Gawain’s host hunts three animals whose deaths and butchery are described in intimate detail. After the hunt, which we follow from the deer’s perspective, the deer’s body becomes reduced to ritually named parts in a celebration of mortality which feeds all manner of species until the best cuts are presented to Gawain as his "prys" (1379). The poet similarly gives full attention to the deaths of the boar and fox, and to their transformation into inanimate but valuable body parts, all of which find their way to Gawain. What is the poet’s attitude toward these ceremonial killings? How does the repeated butchery of the animals relate to the scenes of refined bedroom word-play with which they alternate? What kind of animal is a "Gawain," and what does the poet expect us to feel because of that?

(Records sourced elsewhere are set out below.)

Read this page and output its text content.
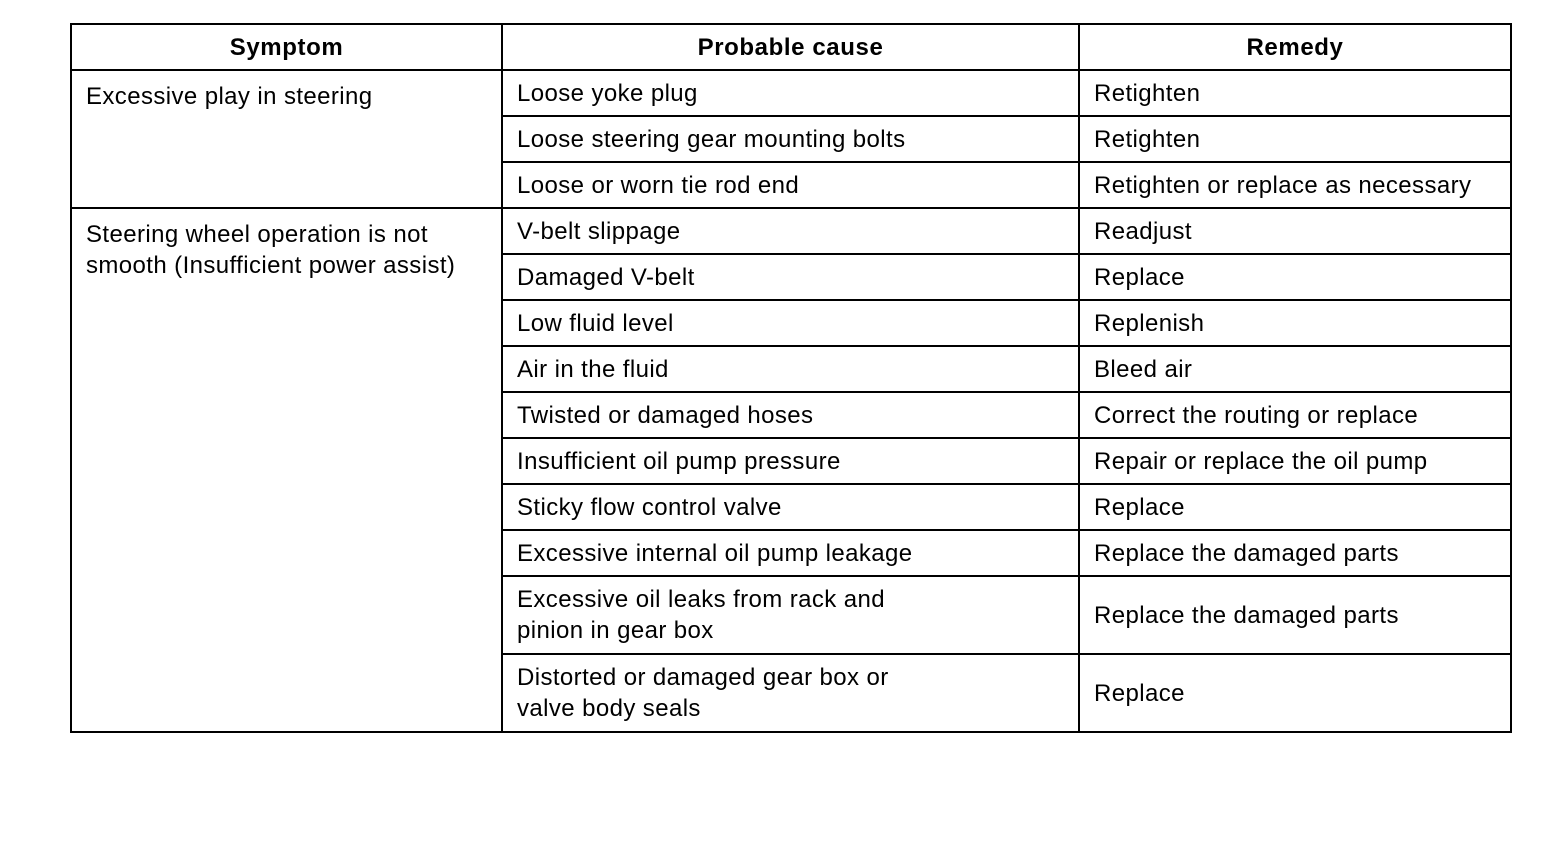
Symptom	Probable cause	Remedy
Excessive play in steering	Loose yoke plug	Retighten
	Loose steering gear mounting bolts	Retighten
	Loose or worn tie rod end	Retighten or replace as necessary
Steering wheel operation is not
smooth (Insufficient power assist)	V-belt slippage	Readjust
	Damaged V-belt	Replace
	Low fluid level	Replenish
	Air in the fluid	Bleed air
	Twisted or damaged hoses	Correct the routing or replace
	Insufficient oil pump pressure	Repair or replace the oil pump
	Sticky flow control valve	Replace
	Excessive internal oil pump leakage	Replace the damaged parts
	Excessive oil leaks from rack and
pinion in gear box	Replace the damaged parts
	Distorted or damaged gear box or
valve body seals	Replace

Seasonal Change and Seasonal Renewal: Gawain as "sacrifice"—both Christian and pagan calendars are governed by a cycle of abundance and dearth, ritual sacrifice and renewal. Gawain, like the Green Knight, takes part in a blood-letting ceremony which occurs at the turning point of the new year. If we keep in mind that the Christian calendar traced the beginning of the year to the Resurrection on Easter Sunday, this tale’s Christian "exterior" (built of the symbols on Gawain’s shield and the routine observance of ritual) may actually contain a more profound Christian "interior" in which Gawain becomes a kind of Christ. If so, how does this square with the motivating presence of "Morgne the goddes" (2452)? Why would the court of King Arthur need a Christ-figure? Would the poet expect his audience to reach this conclusion easily, or is it something hidden from all but the expert reader? Would this have anything to do with the way we should read Pearl, assuming as most scholars do that both poems are by the same author? (Gawain is the second knight in Arthurian romance who sees "the blode blenk on the snawe" [2315]; the first, Percival, sees it fall from the holy lance in the Grail’s procession and suddenly realizes the significance of the vessel, his Lord’s sacrifice, and his own naïveté.)

Court Laughter and the "Garter"—what are we to make of the court’s jovial response to Gawain’s anguished and angry confession of his fault? Is shame all a matter of interpreting the facts (what one may "pence") or are there some facts which, in and of themselves, are shameful, requiring confession, contrition, penance and forgiveness. If this works for shame, can sin be handled the same way as shame? How does the court’s laughter relate to the laughter of the Green Knight? Many people can laugh at the same event for differing reasons—for what range of response does the poet prepare you by the end of the poem?